Moscow (AFP)

Russia inaugurates Monday the first of three major gas pipelines, intended to establish its position as the world's largest natural gas exporter, including for the first time joining China.

Beijing has become a strategic partner of Moscow to diversify its markets, still largely European, despite the tensions between Russia and the EU.

Russia does not abandon its usual customers, two new tubes, one to Germany and the other to Turkey, to be launched in the coming weeks to sustain supplies.

The pipeline "Power of Siberia" connects via over 2,000 km of pipes the deposits of eastern Siberia on the Chinese border. China must complete its portion in 2022-2023 to bring the gas to Shanghai.

In Moscow on Monday, Chinese Vice Foreign Minister Yucheng hailed one of the "projects of the centuries" of China-Russia cooperation. For the Russian head of state, it is neither more nor less "the largest construction project in the world".

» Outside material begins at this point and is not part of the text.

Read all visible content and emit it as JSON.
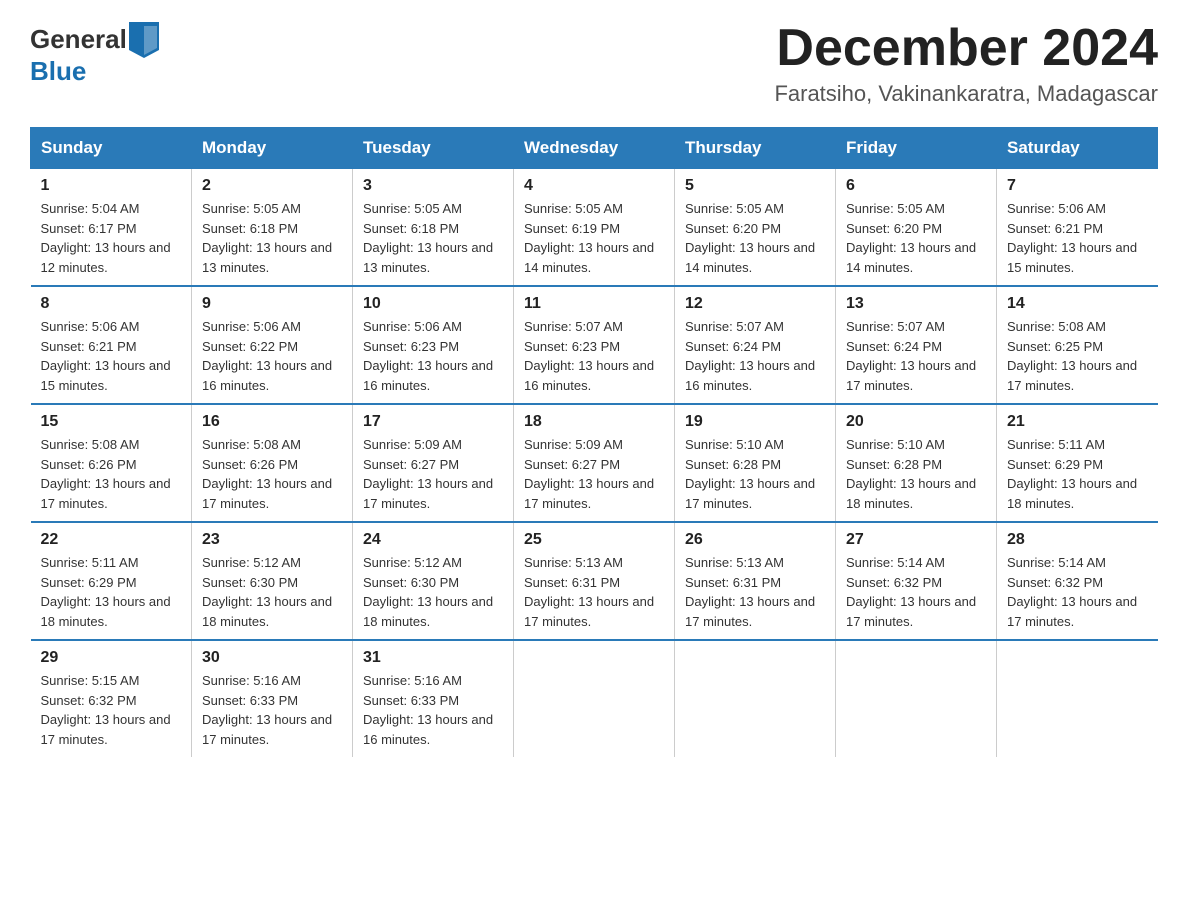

Vladimir Putin and Xi Jinping will participate by video conference in the inauguration of this gas pipeline which concretizes the Russian will of a rapprochement with Asia, vis-a-vis a West judged hostile.

It is accompanied by a huge gas supply contract to China, estimated at over $ 400 billion over 30 years, signed by Gazprom and the Chinese giant CNPC in May 2014.

The year 2014 is also Moscow's annexation of the Ukrainian Crimean peninsula, which provoked a shower of Western economic sanctions and an important cooling off of relations with Europe.

China is also a major partner of Russia in liquefied natural gas (LNG), via two giant projects of the Russian private group Novatek in the Arctic.

The new gas pipeline "is one of the most anticipated energy projects in Asia, with important implications for China's natural gas supply, LNG import demand in the region and Moscow's energy strategy in Asia", say analysts at S & P Global Platts in a note.

The cost of Power of Siberia was estimated by Gazprom at 55 billion dollars, for a capacity in 2022-2023 of 38 billion m3 per year, or 9.5% of the gas consumed in China.

So far, gas sales to Europe and Turkey have provided most of the profits of Gazprom, traditional customers of the heir to the Soviet Gas Ministry.

- Europe too -

Pragmatic, the state gas giant does not turn away from it and will launch in the next few weeks two more hits.

The German-Russian Nord Stream 2 is a second gas pipeline under the Baltic Sea bypassing Ukraine. This opponent of the Russians but Western allies, has in recent years presented a problem for the stability of the gas deliveries of the EU.

The project divides the European states, some denouncing the danger of too much dependence on Moscow and the abandonment of the Ukrainian friend.

In the end, Germany's Angela Merkel managed to impose the project, despite pressure from Donald Trump. And its commissioning will double deliveries of Russian gas to Northern Europe to 110 billion m3 per year.

To the south, in January another gas pipeline bypassed Ukraine, the Russian-Turkish one. TurkStream symbolizes the good understanding of Russia and Turkey, but also the growing tensions between Ankara and its allies in NATO, whether American or European.

Vladimir Putin and Recep Tayyip Erdogan will be at the inauguration, illustrating again their rapprochement, already notable on the Syrian file, despite their different objectives.